Podía sentir el calor subiendo a mi rostro mientras las palabras de Damien resonaban entre nosotros. Instintivamente, levanté la mano para cubrirle la boca, mi palma presionando contra sus labios.

—¿Qué quieres decir con ‘aventura de una noche’? —siseé, mirando nerviosamente hacia la casa—. ¡Esta es la finca Lancaster! Si mi abuelo te escucha hablar así y le da un ataque, ¡tú serás quien lo pague!

A pesar de nuestra diferencia de altura, Damien me permitió silenciarlo, sus ojos brillando con diversión sobre mi mano. Podía sentir su cálido aliento contra mi palma, enviando un escalofrío no deseado por mi columna.

Sus dedos envolvieron mi muñeca, aunque no hizo ningún esfuerzo real por apartar mi mano.

—¿Acaso me equivoco? —murmuró contra mi piel.

Por el rabillo del ojo, noté a Patrick saliendo de la casa, observándonos atentamente. La tensión entre los tres crepitaba en el aire, poniendo a mi loba Nora en alerta. Su pelaje se erizó.

De repente, los labios de Damien se curvaron en una sonrisa maliciosa bajo mis dedos.

—¿Recuerdas cuando estábamos en la cama juntos y tú…? —mmph…

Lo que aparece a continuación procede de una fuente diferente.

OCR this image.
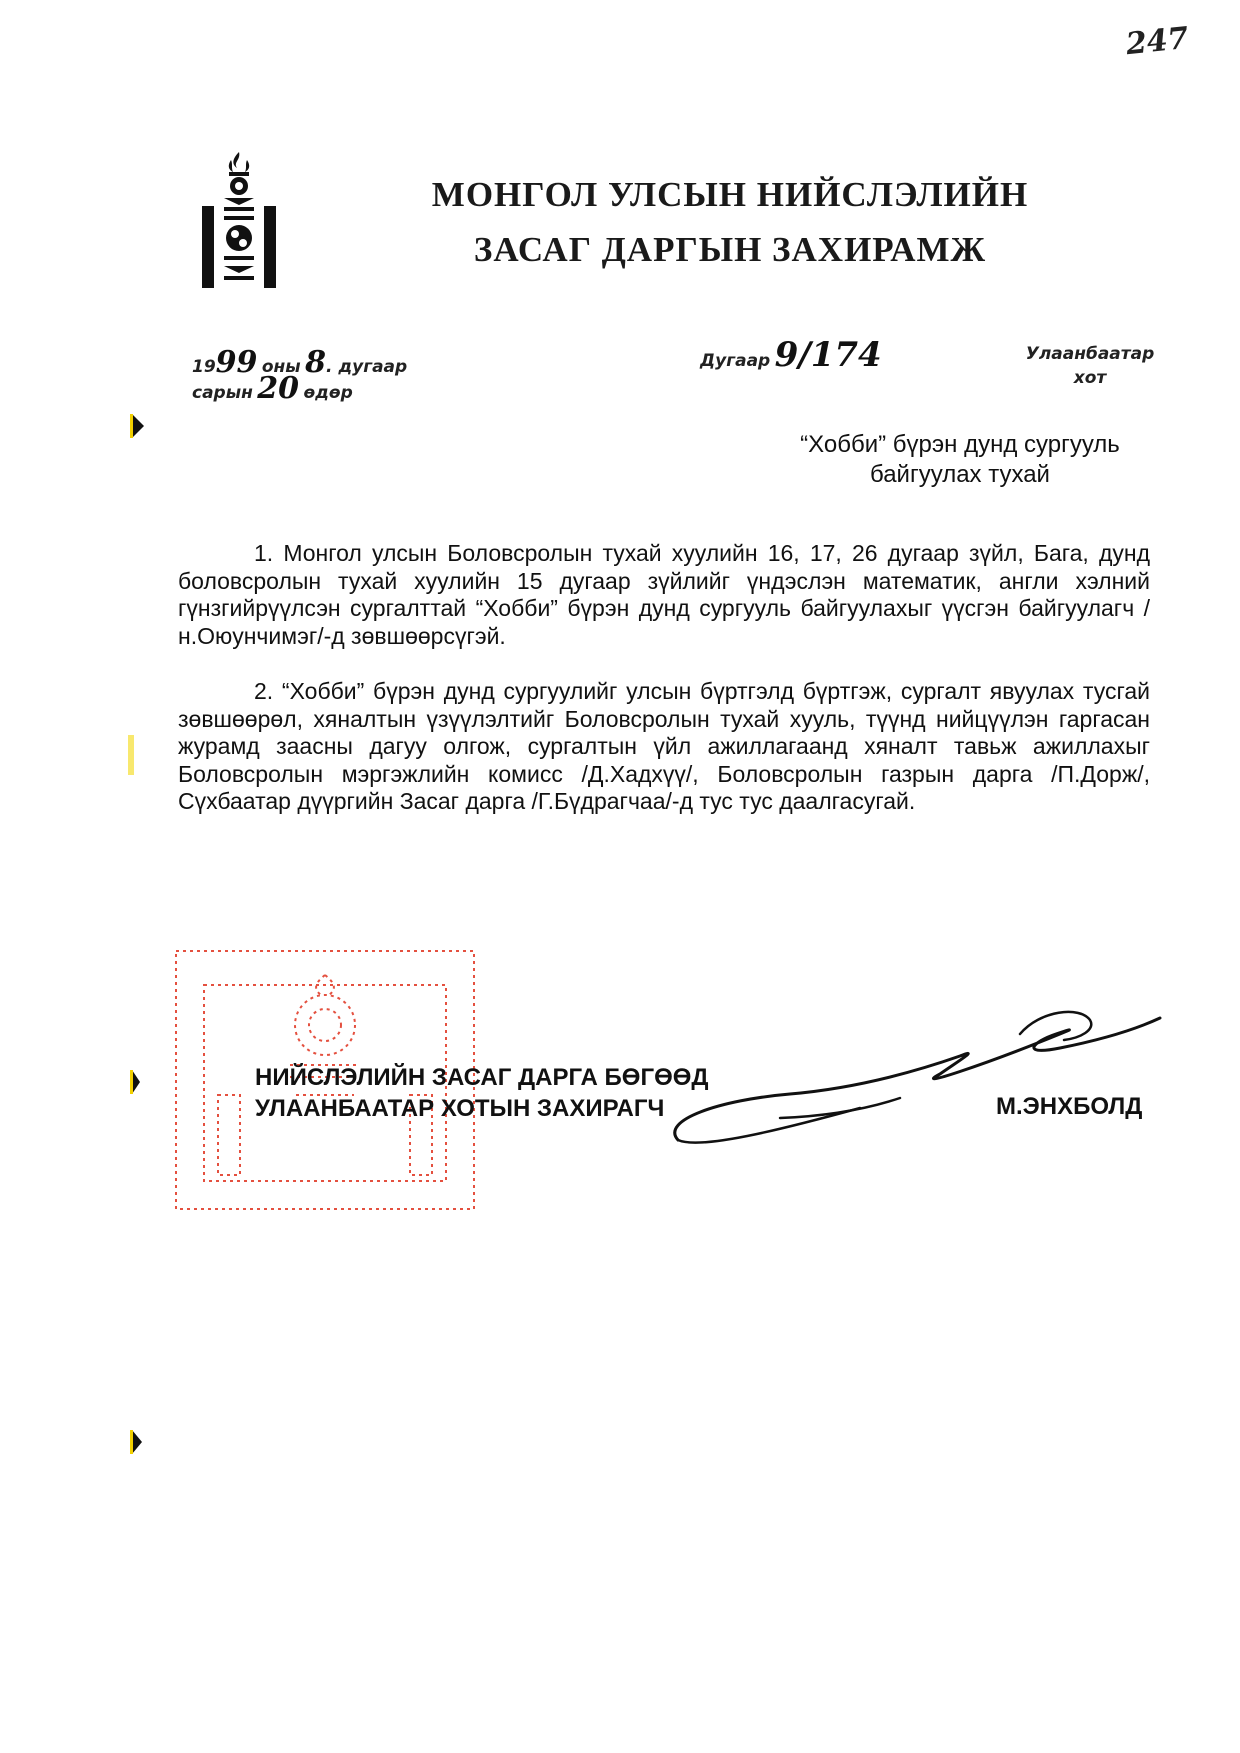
247
МОНГОЛ УЛСЫН НИЙСЛЭЛИЙН
ЗАСАГ ДАРГЫН ЗАХИРАМЖ
1999 оны 8. дугаар
сарын 20 өдөр
Дугаар 9/174	Улаанбаатар
хот
“Хобби” бүрэн дунд сургууль
байгуулах тухай
1. Монгол улсын Боловсролын тухай хуулийн 16, 17, 26 дугаар зүйл, Бага, дунд боловсролын тухай хуулийн 15 дугаар зүйлийг үндэслэн математик, англи хэлний гүнзгийрүүлсэн сургалттай “Хобби” бүрэн дунд сургууль байгуулахыг үүсгэн байгуулагч /н.Оюунчимэг/-д зөвшөөрсүгэй.
2. “Хобби” бүрэн дунд сургуулийг улсын бүртгэлд бүртгэж, сургалт явуулах тусгай зөвшөөрөл, хяналтын үзүүлэлтийг Боловсролын тухай хууль, түүнд нийцүүлэн гаргасан журамд заасны дагуу олгож, сургалтын үйл ажиллагаанд хяналт тавьж ажиллахыг Боловсролын мэргэжлийн комисс /Д.Хадхүү/, Боловсролын газрын дарга /П.Дорж/, Сүхбаатар дүүргийн Засаг дарга /Г.Бүдрагчаа/-д тус тус даалгасугай.
НИЙСЛЭЛИЙН ЗАСАГ ДАРГА БӨГӨӨД
УЛААНБААТАР ХОТЫН ЗАХИРАГЧ	М.ЭНХБОЛД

Presioné con más fuerza, prácticamente lanzándome hacia adelante hasta casi colgarme de él.

—¿Estás tratando de que te maten? —susurré frenéticamente—. ¡Deja de hablar de eso! Necesitas irte. ¡Ahora!

Sentí su mano deslizarse suavemente alrededor de mi cintura, estabilizándome contra él. La posesividad casual de su tacto hizo que Nora ronroneara con satisfacción, lo que solo me enfureció más. Esta posición era mucho más íntima que cualquier cosa que Patrick y yo habíamos compartido momentos antes—exactamente como Damien pretendía, sin duda. El Alfa estaba marcando su territorio, y yo era el premio involuntario.

—Mmph… —Las protestas ahogadas de Damien continuaron hasta que aflojé mi agarre a regañadientes, permitiéndole hablar.

—Si me voy ahora, ¿no hará eso que tu abuelo sospeche aún más? —razonó, bajando su voz a un tono susurrado—. ¿O realmente crees que estoy interrumpiendo tu pequeña reunión familiar?

—¡Eres imposible! —espeté, muy consciente de lo cerca que estábamos parados.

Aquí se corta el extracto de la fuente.